Let's try to open PowerPoint to edit the sample. In order to avoid running without authorization, we should first rename the document from .ppsto .ppt.
The author cleverly exploits a function of OFFICE to allow the author to protect documents and view or edit them. In this example, the author uses a password to encrypt the file, allowing anyone to view but not edit it. (When we open a. pps document (slide), we are actually "watching" it, which is why there is no password prompt for normal operation .) On the other hand, the idea is that the internal file cannot be edited. It can prevent security products from conducting content analysis, or prevent others from statically analyzing malicious samples.

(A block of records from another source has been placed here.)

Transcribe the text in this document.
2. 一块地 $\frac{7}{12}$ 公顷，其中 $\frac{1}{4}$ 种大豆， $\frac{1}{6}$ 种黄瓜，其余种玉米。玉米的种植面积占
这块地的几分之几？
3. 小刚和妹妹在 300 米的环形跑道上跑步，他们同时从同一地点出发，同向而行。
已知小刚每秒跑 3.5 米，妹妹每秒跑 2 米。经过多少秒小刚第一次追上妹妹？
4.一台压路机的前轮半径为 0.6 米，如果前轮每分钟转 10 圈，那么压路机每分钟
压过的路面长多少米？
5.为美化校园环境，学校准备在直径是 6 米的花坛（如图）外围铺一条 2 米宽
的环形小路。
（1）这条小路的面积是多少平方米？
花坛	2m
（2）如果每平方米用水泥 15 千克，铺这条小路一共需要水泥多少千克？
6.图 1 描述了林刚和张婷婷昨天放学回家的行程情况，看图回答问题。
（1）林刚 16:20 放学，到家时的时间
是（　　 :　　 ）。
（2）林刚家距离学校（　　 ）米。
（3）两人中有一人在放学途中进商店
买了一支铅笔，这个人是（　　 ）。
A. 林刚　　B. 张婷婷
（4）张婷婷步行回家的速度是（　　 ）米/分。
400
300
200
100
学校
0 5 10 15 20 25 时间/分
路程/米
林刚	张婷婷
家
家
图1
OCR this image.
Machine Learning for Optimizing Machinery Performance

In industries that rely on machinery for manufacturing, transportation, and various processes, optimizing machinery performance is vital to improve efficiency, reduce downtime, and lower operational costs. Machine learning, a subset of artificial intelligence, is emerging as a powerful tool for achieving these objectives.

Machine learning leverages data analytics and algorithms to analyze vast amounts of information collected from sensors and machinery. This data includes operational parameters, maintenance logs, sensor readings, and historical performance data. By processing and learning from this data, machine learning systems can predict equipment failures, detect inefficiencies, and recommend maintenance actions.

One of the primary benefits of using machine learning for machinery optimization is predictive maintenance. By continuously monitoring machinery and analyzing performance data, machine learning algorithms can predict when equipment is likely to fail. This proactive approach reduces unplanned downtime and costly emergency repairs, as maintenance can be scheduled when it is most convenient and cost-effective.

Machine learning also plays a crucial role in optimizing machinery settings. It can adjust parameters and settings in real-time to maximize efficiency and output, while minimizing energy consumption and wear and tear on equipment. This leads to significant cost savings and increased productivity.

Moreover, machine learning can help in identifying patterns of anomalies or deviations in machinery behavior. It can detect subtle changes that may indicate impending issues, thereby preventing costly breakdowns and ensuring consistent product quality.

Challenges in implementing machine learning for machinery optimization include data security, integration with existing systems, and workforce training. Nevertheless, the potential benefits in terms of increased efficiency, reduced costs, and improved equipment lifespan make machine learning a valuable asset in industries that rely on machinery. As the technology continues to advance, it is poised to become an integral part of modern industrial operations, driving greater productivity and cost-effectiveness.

We have tracked threat activities and encrypted OFFICE vulnerabilities for some time. Here is an example that is older than a cross-fishing system. MD5 value: 2E63ED1CDCEBAC556F78F16E8E872786; file name: "Attachment Information (English version). pps"; first appeared on VirusTotal in May 12. As of January 1, July 2, encryption is still not detected on VirusTotal.
Analyze malicious code in encryption Exploitation
In the use of the CVE-2014-4114, this malicious. pps sample places a malware in the temp directory and runs it as update. dat (9421D13AA5F3ECE0C790A7184B9B10B3 ).
Main functions of the file:
The Main function executes several tasks:
Decrypt the encrypted. exe file to $ AppData \ Roaming \ SearchCache. dll (97FE2A5733D33BDE1F93678B73B062AC)
Run a new rundll32.exe process to call the exported SearchCache. dll (C: \ Windows \ system32 \ rundll32.exe $ AppData \ Roaming \ SearchCache. dll ", _ flushfile @ 16 $ AppData \ Local \ Temp \ update. API_flushfile @ 16 In dat)
In the exported API _ flushfile @ 16, the first code block is used to escape detection, delete the original update. dat, and create a new thread to execute other tasks.
The new thread connects to the control server, the local system information of the mobile phone, and sends the data to the control server. This thread simultaneously downloads irmon32.dll and registers a service for its future malicious behavior. Detailed steps:
Threat intelligence
To help our peers conduct analysis, we will release the hash values of some samples (MD5 ):
0BC232549C86D9FA7E4500A801676F02
12F8354C83E9C9C7A785F53883C71CFC
142B50AEAEBE7ABEDA2EC3A05F6559B6
1E479D02DDE72B7BB9DD1335C587986B
209470139ee8760da-21a234d967e40
2E63ED1CDCEBAC556F78F16E8E872786
3ea3435fda-cecb7ad53aee0bbe3a31d
4AF0B2073B290E15961146E9714BD811
6360DDC19A858B0CE3DB7D1E07BC742F
710A39FA656981A81577D2EE31B46B18
719A7315449A3AE664291A7E0C124F0A
822F13D2A8AE52836BB94D537A1E3E3C
864EC7ED23523B0DC9C4B46DE3B852D1
8675174a45aabc8407c858dda-abb049
8A6A6ADCDE64420F0D53231AD7A6A927
96432AC95A743AC329DF0D51C724786F
AD2A5B0AF9B3188F42A5A29326CDDB0E
B4F788E76E60F91CF35880F5833C9D27
B86297F429FFBC8AFD67BDDD44CBB867
D57DF8C7BA9F2119660EA1BCE01D8F4A
E5BEF07992F88BCF91173B68AC3EA6BC
E7399EDE401DA1BACB3D2059A45F0763
Conclusion and response
These escape tactics are a real challenge for defense. Although security is always a tug-of-war, we need to stay ahead of the bad guys. This situation also emphasizes the fact that in today's network environment, there is no single security product (whether based on the network, node, or sandbox) to prevent all threats. For such threats, our sandbox-based Advanced Threat Defense and Host Intrusion Prevention are an ideal choice. (If you haven't patched the Sandworm vulnerability, you 'd better hit it.) McAfee has detected the two events we have discussed, including common and encrypted vulnerability exploitation files.
In addition
Speaking of OFFICE security, we will give an introduction at the Black Hat USA August 8 this year security conference held in Las Vegas, USA on March 13, 2015. We will introduce some of our original ideas and some cutting-edge research on important OLE features in OFFICE. We want to help the community better understand the risks of office ole and better protect users.